In den Jahrzehnten nach dem Krieg habe sich das Menschenbild verändert: Menschen mit Behinderung seien nicht mehr als „Objekt der Fürsorge“ angesehen worden. Auch die Leitung der NRD habe sich neu aufgestellt, so dass nicht mehr ein Arzt und ein Pfarrer die Geschicke bestimmten. Mit dem Bau der Wohneinheit Pulvermühle im Ort sei bereits eine „Mini-Regionalisierung“ erfolgt. 2005 sei der Entschluss zur Regionalisierung, also der Verlegung der Wohnangebote vom Zentralgelände in die Region, gefasst worden. Dieser Prozess sei durch Mittel von „Aktion Mensch“ stark unterstützt worden. Heute gebe es an mehr als 50 Standorten in Hessen und Rheinland-Pfalz kleinteilige Wohnangebote nach dem Motto „Leben so normal wie möglich“.

„Die Frage der sozialstaatlichen Finanzierungskraft muss heute hinterfragt werden“, so Fuhrmann. Menschenrechte seien nicht budgetierbar. In Mühltal betreibt die NRD zudem Werkstätten, die Wichernschule, den Familienunterstützenden Dienst, den Sonnenhof, ein Altenheim mit ambulantem Pflegedienst und Tagesbetreuung, den Gartenmarkt sowie eine Kita. Vor zehn Jahren hat die NRD begonnen, Grundstücke für das neue Gewerbegebiet „Auf Ruckelshausen“ am Ort zu veräußern – ein gemeinsamer Prozess mit der Gemeinde. Zudem sei der Fliednerplatz mit Geschäften, Apotheke, Arztpraxen und dem Bewegungsbad zu einem „prägenden Ort“ für die Gemeinde geworden. Hier fanden unter anderem Demonstrationen für die Demokratie Anfang des Jahres statt.

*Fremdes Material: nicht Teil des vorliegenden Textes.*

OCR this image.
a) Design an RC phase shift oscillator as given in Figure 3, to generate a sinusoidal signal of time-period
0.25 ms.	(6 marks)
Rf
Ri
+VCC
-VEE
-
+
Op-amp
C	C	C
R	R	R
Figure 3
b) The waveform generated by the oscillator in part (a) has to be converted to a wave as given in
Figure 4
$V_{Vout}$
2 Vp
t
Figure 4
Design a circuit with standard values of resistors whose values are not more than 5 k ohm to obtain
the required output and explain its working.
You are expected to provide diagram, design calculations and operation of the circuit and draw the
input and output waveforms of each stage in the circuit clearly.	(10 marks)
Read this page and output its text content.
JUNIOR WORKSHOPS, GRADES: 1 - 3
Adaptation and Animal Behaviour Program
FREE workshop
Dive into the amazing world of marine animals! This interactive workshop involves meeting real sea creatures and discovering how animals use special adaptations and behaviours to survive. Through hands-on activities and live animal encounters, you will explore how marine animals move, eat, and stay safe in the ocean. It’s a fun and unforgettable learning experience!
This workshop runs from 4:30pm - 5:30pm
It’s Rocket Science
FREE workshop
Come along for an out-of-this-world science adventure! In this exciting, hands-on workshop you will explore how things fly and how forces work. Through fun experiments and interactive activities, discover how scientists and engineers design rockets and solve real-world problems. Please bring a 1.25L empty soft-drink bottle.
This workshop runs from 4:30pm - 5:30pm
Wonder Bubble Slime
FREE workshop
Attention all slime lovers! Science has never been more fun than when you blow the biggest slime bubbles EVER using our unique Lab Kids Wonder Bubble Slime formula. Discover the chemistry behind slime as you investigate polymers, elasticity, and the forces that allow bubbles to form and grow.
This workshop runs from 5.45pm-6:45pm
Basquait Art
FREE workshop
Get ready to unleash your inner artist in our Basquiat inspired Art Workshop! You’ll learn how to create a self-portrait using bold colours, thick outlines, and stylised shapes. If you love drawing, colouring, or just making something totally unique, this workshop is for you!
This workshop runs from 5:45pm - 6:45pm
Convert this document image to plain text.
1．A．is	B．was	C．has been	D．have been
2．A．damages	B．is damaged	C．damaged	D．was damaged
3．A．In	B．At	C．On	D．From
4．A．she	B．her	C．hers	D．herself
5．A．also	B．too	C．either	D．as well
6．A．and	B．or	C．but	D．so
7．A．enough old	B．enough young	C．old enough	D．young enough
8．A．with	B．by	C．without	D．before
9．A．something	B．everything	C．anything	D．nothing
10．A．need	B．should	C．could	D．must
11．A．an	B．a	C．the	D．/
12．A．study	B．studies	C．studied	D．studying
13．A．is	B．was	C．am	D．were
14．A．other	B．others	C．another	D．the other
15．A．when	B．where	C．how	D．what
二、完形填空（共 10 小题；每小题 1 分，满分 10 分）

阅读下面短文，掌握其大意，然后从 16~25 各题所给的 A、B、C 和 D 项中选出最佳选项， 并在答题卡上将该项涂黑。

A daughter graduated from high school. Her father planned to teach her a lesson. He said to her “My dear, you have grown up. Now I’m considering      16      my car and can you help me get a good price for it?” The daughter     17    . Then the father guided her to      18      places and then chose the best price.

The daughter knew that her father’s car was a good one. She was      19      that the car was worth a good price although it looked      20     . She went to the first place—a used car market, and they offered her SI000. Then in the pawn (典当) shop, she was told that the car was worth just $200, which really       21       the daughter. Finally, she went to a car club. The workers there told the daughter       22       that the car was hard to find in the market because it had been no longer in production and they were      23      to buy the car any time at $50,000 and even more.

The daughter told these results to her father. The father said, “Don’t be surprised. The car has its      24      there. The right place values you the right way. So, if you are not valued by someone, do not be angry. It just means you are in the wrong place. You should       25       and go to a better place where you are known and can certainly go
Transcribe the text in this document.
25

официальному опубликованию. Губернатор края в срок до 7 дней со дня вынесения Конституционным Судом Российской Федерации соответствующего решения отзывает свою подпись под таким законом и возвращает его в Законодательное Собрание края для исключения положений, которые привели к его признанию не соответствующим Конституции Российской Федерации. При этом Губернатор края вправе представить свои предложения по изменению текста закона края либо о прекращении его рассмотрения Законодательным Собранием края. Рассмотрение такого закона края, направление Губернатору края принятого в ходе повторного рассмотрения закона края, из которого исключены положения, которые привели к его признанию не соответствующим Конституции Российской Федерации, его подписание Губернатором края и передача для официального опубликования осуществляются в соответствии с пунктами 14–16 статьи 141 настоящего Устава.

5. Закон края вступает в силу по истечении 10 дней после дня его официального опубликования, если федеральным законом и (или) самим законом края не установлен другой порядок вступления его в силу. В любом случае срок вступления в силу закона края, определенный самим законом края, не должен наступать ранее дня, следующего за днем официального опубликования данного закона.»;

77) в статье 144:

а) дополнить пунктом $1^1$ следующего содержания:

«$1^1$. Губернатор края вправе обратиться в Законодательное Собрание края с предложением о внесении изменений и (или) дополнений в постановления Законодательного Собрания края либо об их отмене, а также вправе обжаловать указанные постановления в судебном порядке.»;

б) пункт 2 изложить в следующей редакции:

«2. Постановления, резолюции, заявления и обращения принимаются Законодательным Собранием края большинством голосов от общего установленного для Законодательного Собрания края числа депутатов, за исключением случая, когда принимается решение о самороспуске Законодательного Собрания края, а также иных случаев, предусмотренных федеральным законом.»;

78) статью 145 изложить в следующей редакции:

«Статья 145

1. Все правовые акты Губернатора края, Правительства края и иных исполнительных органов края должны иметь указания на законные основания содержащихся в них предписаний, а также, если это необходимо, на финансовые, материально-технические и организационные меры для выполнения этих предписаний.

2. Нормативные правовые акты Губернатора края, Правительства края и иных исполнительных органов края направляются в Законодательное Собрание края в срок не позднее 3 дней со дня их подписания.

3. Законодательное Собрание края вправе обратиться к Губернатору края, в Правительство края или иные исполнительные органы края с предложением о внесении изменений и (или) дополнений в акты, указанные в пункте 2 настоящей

Im nächsten Jahr soll das Wohngebiet Dornberg mit dem Bau der Wohnhöfe mit der Firma Oekogenio zum inklusiven Quartier weiterentwickelt werden. Zur NRD gehören heute rund 5000 Klientinnen und Klienten, sie hat 2600 Mitarbeitende, davon 852 allein in Mühltal. 900 Menschen arbeiten in den Werkstätten. Pfarrer Christoph Mohr wies am Ende des Vortrags noch auf die „Zusammenführung“ der Lazarusgemeinde und der Ortskirchengemeinde 2018 zu einer inklusiven Gemeinde hin.